It is a privilege to live under the direct patronage of an Ent, but every autumn, there is a terrible price to be paid. Here, Spouse contemplates the invigorating exercise, the productive composting, and the all-around seasonal gemütlichkeit of raking up the foliage of a four-story-high silver maple.
If we wait long enough, many of the leaves will blow down the block to other people's lawns. (Isn't that the same strategy you pay for when the guys come around with leaf blowers? I've always wanted to see a face-off between two landscaping crews, blowing the same leaves back and forth across one property line.) Meanwhile, leaves gather on the front steps like handsome carpet runners.
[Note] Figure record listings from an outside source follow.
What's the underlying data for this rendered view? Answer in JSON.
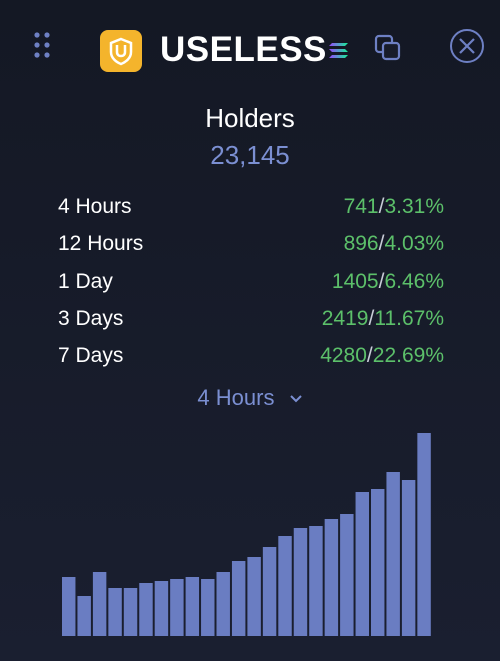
{
  "header": {
    "title": "USELESS"
  },
  "stats": {
    "title": "Holders",
    "total": "23,145",
    "separator": "/",
    "rows": [
      {
        "label": "4 Hours",
        "count": "741",
        "percent": "3.31%"
      },
      {
        "label": "12 Hours",
        "count": "896",
        "percent": "4.03%"
      },
      {
        "label": "1 Day",
        "count": "1405",
        "percent": "6.46%"
      },
      {
        "label": "3 Days",
        "count": "2419",
        "percent": "11.67%"
      },
      {
        "label": "7 Days",
        "count": "4280",
        "percent": "22.69%"
      }
    ]
  },
  "selector": {
    "label": "4 Hours"
  },
  "chart_data": {
    "type": "bar",
    "color": "#6a7dc2",
    "values": [
      59,
      40,
      64,
      48,
      48,
      53,
      55,
      57,
      59,
      57,
      64,
      75,
      79,
      89,
      100,
      108,
      110,
      117,
      122,
      144,
      147,
      164,
      156,
      203
    ]
  }
}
And of course, there are the gutters. Each year, wild men emerge from deep inside Fangorn Forest (or someplace), ring the bell, and offer to clean the gutters. Some of these strangers have snaggle teeth and crossed eyes; none ever appear to have ladders. We send them away. Some years we try to clean the gutters ourselves, which involves Buster Keatonish near-death experiences (we, unfortunately, do have a ladder). And occasionally I take bids from a semi-respectable roofer type of person. But roofers are almost as crazy as electricians. One bellowed at me, "My men and I won't touch 'em if there's one leaf--one leaf!--left on dat tree!" (Uncertain I could meet his conditions, I bid him farewell.)
When it's all over, we will have the makings of next summer's glorious compost, to be added to the pile about one bag per month until next May. By the way, can you find the missing board in the soffit in the picture above? It's the Freeway of Love for Bagel the Squirrel and his whole family to enter our joists. (Where they jostle and rejoice.) If I point it out to you before you point it out to me, you won't have to remind me that we really should fix that, y'know.